L’article L123-22 du code de commerce impose la conservation des documents comptables et des pièces justificatives pendant dix ans. Ce délai court à compter de la clôture de l’exercice, et non de la date d’émission de la pièce.
La nuance a des conséquences très concrètes. Une facture fournisseur datée du 15 janvier 2026, dans une entreprise qui clôture au 31 décembre, doit être conservée jusqu’au 31 décembre 2036, soit près de onze ans après son émission. Sur un exercice décalé, l’écart s’allonge encore.
Sont visés les livres et registres comptables (livre-journal, grand livre, livre d’inventaire) ainsi que l’ensemble des pièces justificatives qui appuient les écritures : bons de commande, factures d’achat et de vente, relevés bancaires, notes de frais, états de paie.
1.2 La règle fiscale : six ans à compter de la dernière opération
L’article L102 B du livre des procédures fiscales retient une durée plus courte, six ans, mais un point de départ différent : la date de la dernière opération mentionnée sur les livres et registres, ou la date à laquelle les documents ont été établis.
Ce délai de six ans correspond à la période pendant laquelle l’administration peut exercer son droit de communication.
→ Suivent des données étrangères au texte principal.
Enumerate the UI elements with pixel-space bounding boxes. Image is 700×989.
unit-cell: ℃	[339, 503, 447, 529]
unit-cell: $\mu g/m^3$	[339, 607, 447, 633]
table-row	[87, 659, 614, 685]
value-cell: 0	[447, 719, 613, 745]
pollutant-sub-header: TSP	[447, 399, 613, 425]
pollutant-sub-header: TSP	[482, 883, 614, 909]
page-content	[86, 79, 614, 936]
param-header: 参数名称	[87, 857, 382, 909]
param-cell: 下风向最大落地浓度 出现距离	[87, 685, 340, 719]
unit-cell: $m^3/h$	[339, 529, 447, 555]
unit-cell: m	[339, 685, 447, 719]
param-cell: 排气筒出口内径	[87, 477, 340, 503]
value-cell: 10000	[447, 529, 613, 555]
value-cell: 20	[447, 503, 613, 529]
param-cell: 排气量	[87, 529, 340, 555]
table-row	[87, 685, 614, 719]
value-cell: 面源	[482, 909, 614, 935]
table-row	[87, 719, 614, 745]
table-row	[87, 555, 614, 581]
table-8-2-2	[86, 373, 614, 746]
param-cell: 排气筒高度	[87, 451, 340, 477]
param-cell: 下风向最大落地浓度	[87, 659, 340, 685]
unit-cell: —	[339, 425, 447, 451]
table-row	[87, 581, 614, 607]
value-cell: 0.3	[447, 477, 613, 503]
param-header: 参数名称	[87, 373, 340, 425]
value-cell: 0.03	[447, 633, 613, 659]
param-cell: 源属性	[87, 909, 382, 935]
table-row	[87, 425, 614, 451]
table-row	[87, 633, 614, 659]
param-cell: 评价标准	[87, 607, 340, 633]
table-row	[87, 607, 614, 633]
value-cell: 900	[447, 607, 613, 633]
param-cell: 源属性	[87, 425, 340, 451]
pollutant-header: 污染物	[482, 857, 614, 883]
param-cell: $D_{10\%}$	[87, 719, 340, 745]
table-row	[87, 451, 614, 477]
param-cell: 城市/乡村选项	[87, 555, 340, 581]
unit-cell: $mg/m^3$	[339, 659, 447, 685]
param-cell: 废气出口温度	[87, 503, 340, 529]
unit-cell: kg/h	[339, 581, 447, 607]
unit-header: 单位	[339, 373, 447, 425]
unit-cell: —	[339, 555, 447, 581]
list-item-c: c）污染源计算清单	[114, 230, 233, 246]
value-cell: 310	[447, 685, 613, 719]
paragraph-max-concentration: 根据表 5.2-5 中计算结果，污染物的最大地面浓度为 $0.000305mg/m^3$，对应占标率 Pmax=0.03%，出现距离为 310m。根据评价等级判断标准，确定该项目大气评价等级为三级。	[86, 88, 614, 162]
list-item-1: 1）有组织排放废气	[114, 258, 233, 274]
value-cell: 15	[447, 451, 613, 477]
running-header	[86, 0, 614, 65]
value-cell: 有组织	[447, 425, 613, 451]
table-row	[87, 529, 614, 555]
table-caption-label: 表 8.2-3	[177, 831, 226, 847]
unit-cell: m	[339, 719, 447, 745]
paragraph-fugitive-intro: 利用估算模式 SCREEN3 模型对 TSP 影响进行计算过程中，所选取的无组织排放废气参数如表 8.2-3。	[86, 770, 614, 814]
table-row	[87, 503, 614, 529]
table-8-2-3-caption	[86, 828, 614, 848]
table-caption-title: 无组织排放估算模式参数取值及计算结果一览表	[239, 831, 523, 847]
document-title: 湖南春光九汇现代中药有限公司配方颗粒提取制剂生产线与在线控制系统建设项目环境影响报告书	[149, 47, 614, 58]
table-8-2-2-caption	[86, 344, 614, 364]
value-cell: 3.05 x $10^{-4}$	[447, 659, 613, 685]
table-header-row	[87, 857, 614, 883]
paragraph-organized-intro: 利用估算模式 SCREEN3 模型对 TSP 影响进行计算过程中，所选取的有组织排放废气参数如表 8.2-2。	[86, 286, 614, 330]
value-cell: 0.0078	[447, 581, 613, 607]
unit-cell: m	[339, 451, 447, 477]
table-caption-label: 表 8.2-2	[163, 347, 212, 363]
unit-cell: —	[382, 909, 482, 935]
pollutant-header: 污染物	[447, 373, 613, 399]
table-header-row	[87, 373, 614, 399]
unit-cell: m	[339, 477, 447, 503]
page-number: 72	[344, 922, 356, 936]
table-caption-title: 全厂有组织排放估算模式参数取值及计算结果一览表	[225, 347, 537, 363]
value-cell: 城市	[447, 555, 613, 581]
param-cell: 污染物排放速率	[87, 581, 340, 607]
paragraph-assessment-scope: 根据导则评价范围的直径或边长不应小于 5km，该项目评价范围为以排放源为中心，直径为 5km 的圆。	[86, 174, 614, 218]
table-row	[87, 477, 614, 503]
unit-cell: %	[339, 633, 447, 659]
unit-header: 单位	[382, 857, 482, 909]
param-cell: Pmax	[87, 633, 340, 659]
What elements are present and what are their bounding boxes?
Il est porté à dix ans en cas d’activité occulte, c’est-à-dire lorsque l’entreprise n’a pas déclaré son activité ou s’est livrée à une activité illicite.
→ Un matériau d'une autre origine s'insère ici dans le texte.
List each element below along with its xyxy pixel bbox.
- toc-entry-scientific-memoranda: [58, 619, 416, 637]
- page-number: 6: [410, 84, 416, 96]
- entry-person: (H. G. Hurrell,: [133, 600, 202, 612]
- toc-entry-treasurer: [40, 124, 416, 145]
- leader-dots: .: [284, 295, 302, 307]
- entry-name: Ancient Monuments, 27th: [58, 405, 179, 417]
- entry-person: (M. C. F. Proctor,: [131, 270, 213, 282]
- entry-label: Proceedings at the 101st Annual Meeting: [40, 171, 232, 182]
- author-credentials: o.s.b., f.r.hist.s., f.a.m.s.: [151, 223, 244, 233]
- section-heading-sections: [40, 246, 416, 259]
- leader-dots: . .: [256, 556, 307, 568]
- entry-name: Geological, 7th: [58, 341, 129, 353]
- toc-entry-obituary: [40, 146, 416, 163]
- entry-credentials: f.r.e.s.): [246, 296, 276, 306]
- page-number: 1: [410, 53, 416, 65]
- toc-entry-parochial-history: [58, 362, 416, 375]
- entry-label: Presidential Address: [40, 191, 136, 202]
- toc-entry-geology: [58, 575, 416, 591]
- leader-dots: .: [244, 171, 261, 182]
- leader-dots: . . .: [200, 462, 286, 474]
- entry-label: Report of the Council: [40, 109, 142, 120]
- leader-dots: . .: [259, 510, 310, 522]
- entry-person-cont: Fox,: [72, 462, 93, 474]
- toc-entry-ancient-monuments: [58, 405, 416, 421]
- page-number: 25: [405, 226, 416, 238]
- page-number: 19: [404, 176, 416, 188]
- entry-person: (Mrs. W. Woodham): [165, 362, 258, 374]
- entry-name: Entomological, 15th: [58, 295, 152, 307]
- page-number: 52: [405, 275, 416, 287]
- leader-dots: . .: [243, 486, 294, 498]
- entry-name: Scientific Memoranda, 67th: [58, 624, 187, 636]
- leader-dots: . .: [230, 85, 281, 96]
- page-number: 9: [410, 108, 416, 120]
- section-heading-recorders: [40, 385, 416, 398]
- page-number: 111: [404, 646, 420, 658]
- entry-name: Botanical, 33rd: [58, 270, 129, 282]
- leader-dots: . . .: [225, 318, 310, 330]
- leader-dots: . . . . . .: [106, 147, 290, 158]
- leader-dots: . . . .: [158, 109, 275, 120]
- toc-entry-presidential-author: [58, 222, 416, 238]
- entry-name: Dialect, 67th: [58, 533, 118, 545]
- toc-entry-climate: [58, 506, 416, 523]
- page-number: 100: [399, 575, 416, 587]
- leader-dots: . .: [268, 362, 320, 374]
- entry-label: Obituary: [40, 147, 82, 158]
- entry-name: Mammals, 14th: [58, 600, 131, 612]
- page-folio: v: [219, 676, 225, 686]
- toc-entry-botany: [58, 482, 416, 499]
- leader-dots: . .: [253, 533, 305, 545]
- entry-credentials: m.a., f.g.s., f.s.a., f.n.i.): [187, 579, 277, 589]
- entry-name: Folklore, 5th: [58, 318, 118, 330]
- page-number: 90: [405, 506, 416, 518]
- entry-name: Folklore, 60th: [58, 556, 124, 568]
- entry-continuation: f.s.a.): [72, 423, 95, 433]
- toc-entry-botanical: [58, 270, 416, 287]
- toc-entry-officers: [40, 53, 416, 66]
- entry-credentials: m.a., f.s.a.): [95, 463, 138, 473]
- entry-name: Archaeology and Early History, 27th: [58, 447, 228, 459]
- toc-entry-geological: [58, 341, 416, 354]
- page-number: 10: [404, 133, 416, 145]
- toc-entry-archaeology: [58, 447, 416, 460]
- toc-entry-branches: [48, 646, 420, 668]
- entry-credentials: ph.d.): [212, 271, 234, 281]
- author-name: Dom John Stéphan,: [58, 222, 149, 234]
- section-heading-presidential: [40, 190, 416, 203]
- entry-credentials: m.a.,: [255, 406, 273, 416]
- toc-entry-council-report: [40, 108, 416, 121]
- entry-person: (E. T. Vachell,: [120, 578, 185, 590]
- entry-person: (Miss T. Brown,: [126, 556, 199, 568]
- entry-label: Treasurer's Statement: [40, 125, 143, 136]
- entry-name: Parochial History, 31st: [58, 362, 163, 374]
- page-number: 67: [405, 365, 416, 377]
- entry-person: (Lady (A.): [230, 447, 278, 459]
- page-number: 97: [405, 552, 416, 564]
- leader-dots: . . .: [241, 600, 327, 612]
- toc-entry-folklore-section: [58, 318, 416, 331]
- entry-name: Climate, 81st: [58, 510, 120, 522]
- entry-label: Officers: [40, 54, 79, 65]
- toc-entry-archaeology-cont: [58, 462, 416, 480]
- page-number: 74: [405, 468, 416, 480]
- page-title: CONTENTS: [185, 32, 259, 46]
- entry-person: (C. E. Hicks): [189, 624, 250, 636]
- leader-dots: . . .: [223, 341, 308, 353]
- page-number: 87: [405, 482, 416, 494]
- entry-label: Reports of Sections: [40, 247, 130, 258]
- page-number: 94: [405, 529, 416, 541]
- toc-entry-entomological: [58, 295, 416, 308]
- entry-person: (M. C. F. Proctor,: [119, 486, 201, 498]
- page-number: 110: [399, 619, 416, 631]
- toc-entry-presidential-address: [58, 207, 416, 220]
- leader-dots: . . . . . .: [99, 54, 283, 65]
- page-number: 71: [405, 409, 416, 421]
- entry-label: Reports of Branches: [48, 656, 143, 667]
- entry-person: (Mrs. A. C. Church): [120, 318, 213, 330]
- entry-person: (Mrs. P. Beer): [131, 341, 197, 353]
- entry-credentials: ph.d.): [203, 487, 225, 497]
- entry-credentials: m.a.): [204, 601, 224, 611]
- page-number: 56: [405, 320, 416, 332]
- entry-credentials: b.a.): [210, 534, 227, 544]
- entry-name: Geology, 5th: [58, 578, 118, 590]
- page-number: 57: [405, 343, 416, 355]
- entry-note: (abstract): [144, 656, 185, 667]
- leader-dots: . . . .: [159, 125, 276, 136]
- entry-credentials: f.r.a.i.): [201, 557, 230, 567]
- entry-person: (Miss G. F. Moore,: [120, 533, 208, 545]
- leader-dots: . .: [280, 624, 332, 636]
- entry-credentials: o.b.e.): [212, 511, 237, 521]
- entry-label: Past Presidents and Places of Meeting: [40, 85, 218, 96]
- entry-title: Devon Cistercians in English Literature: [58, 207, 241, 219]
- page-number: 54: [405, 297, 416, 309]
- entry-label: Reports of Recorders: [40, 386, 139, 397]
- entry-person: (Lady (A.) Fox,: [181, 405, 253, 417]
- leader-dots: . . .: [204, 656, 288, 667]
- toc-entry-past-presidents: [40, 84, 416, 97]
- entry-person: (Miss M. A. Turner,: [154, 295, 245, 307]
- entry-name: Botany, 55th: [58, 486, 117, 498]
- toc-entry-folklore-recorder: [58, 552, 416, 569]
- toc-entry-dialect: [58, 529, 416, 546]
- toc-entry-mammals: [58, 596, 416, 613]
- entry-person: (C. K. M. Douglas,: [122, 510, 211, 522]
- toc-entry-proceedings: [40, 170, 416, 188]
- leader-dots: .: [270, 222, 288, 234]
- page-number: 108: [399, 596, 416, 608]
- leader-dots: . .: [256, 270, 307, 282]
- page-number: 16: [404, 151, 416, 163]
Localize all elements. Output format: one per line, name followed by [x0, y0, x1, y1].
1.3 Comment articuler les deux sans se tromper
La règle pratique tient en une phrase : quand un document relève des deux régimes, c’est la durée la plus longue qui s’applique. Autrement dit, pour l’écrasante majorité des pièces comptables d’une TPE ou d’une PME, la réponse opérationnelle est dix ans.
Retenir six ans parce que c’est le chiffre fiscal, plus connu, est l’erreur classique. Elle expose l’entreprise à ne plus pouvoir produire une pièce que le code de commerce lui imposait pourtant de détenir, notamment en cas de litige commercial ou de contestation entre associés.
Un conseil de méthode : ne calibrez jamais votre politique d’archivage sur la durée la plus courte que vous avez lue quelque part. Calibrez-la sur la plus longue applicable à la famille de documents concernée, quitte à conserver un peu trop. Le coût de stockage d’un fichier numérique est sans commune mesure avec le coût d’une déduction rejetée.
2. Tableau de référence par type de pièce
Voici les durées applicables aux principales familles de documents, telles que les récapitule la fiche officielle durées de conservation des documents pour les entreprises publiée par l’administration.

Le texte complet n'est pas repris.